Metro Games’ Pixel Ranger [$.99] is a deliciously offbeat vertical shooter that executes on its old-school SCUMM-like art direction and its jokey It Came From Outer Space vibe well, but it’s an otherwise forgettable game on a mechanical level. A crippling jump mechanic that feels out of place, a horrific control scheme, and poor checkpointing hamstring the action and combine for a storm of constant frustration. Pixel Ranger looks good, is hilarious when it intends to be, and it has a lot of potential, but it falls flat in the face of its issues.
Like most of its breed, Pixel Ranger combines tons of overhead enemy archetypes and power-ups into an increasingly feverish orgy of upwards-based shooting and pixelated vomit. Its angle is that shooting should be methodical: ammunition is a finite resource and in order to get more, you’ll need to take out enemies and gather up what they spill onto the ground.
Bullets pass through enemies and ammunition counts stack from level to level, which puts the emphasis of the action on multi-kills. Pixel Ranger does a good job incentivizing the multi-kills specifically with rewards, but power-ups in particular provide the heaviest relief and the most tactical opportunities. They’re pretty powerful in general -- a great touch.
The balance being struck between the ammunition and kill count goes haywire when you’re asked to start running around and handling ground-based opponents. Basic side-to-side movement is tilt-based while shooting and jumping are handled with touches to the screen. When the action gets hot, you’ll need to jump, tilt, and shoot at the same time, meaning you need Twister two fingers on the screen and tilt your phone to and fro simultaneously. It’s hard to do with any sort of panache and often impossible depending on where you are when ground enemies emerge.
Jumping in particular just feels like an afterthought. It doesn’t jive with the core action, and in the worst cases, just gets in the way of it. When you have to stop and consider jumps over environmental or enemy obstacles, you take your eyes off of the prize.

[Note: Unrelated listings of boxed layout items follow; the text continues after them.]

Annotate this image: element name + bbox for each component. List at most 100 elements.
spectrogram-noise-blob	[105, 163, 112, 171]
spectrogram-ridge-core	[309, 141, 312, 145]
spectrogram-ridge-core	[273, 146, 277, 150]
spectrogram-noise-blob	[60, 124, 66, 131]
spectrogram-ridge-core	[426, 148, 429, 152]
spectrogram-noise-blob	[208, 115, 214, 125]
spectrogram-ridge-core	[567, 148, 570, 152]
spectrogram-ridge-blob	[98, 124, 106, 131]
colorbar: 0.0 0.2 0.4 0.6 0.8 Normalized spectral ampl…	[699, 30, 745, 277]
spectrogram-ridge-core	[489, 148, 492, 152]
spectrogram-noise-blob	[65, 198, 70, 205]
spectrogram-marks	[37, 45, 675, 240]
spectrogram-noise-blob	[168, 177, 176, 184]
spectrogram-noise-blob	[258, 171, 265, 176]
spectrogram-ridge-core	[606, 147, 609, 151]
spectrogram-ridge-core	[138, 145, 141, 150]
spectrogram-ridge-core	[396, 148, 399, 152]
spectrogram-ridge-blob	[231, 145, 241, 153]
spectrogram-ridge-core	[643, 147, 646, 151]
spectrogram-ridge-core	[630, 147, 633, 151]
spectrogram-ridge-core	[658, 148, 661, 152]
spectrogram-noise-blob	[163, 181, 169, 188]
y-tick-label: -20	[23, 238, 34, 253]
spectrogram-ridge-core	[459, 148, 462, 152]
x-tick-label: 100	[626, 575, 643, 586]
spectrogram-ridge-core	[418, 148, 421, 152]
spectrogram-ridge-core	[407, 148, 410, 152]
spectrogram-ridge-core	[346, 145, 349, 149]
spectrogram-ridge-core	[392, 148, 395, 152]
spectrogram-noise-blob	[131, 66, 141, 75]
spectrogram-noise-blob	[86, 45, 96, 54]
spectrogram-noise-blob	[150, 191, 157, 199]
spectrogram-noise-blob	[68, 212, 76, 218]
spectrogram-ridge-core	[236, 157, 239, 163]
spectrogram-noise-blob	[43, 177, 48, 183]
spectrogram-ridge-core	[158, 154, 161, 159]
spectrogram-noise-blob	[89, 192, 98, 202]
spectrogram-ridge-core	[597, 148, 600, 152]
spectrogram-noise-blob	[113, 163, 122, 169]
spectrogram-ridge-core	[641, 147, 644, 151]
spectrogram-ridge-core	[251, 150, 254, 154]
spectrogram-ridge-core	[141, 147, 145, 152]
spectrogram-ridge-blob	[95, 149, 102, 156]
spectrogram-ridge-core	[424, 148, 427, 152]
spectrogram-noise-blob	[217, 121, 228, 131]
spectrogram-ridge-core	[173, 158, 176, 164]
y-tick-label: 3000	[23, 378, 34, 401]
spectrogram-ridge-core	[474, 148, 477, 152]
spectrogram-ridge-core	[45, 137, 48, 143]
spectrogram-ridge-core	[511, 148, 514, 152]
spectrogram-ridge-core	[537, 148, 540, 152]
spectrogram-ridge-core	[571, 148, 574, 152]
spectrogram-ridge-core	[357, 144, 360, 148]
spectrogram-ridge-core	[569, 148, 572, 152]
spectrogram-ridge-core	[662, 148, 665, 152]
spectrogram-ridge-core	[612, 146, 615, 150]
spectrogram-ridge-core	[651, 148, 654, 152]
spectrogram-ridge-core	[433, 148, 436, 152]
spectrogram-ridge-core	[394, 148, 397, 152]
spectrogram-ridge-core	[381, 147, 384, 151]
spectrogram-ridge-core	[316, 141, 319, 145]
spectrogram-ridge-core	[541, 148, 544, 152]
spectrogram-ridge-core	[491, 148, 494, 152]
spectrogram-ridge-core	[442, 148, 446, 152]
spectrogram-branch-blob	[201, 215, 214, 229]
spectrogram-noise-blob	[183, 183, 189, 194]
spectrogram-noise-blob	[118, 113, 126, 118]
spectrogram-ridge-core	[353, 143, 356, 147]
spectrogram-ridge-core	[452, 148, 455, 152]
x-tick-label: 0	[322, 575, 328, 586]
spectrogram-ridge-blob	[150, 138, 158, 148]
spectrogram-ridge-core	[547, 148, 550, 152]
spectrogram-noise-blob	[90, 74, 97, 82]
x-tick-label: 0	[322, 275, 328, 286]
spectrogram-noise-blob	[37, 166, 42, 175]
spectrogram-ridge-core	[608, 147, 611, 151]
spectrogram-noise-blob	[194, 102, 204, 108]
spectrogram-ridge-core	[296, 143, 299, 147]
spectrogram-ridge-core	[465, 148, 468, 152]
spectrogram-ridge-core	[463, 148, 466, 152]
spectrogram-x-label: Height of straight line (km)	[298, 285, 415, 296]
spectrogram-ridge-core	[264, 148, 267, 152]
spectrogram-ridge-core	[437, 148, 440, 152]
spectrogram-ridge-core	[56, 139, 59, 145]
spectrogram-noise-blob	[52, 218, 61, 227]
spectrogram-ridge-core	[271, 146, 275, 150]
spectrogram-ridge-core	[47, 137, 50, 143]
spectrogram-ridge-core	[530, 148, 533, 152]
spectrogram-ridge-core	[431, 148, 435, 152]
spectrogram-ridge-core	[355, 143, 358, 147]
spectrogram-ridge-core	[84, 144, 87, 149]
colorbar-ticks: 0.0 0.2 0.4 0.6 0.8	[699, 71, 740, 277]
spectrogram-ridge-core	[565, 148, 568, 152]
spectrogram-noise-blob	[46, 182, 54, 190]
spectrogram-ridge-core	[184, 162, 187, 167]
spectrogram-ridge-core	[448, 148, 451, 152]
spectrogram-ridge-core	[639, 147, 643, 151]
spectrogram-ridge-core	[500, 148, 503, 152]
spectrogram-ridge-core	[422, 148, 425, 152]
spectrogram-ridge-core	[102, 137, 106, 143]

The lack of checkpointing stacks on the finger frustration. If Pixel Ranger wants to punish you for not having the finger dexterity and muscle memory of a Rubik’s Cube enthusiast, fine, but the price of not being god-like is a total restart of an entire chapter. The pixel count you have in a previous level carries over to the next, so it’s easy to see why you can’t just “reload” a level, but this fact doesn’t negate the pain of having to start over.
The glaringly awesome part of Pixel Ranger, which at times override whatever bitterness I feel when I think about the game as a whole, is its art and sound direction. It reminds me of zoomed out Version 1 Maniac Mansion. The cowboy avatar has that blockiness and feature set of Mansion’s characters and the color selection utilized in the intro scene had me re-calling some weird, totally unrelated experiences. The cutesy “aliens stole my lady and I’m also a cowboy” contrivance somehow works and brings a flavor that informs everything in the title thematically well, including even the (hilarious) power-ups.
Excluding the wonky jumping mechanic, I like all of the ideas in Pixel Ranger. Its look and style, its enemies, its attrition-based vertical shooting, and its power-ups are strong parts of a whole that, unfortunately, doesn’t feel cohesive. This is the kind of game that sort of flat-lines itself over the haul and that’s unfortunate. Granted, it’s not terrible, but it’s not a great game, either. We suggest that if you’re into its style and methodology, to go ahead and give it a try, but just be wary that it has its share of faults.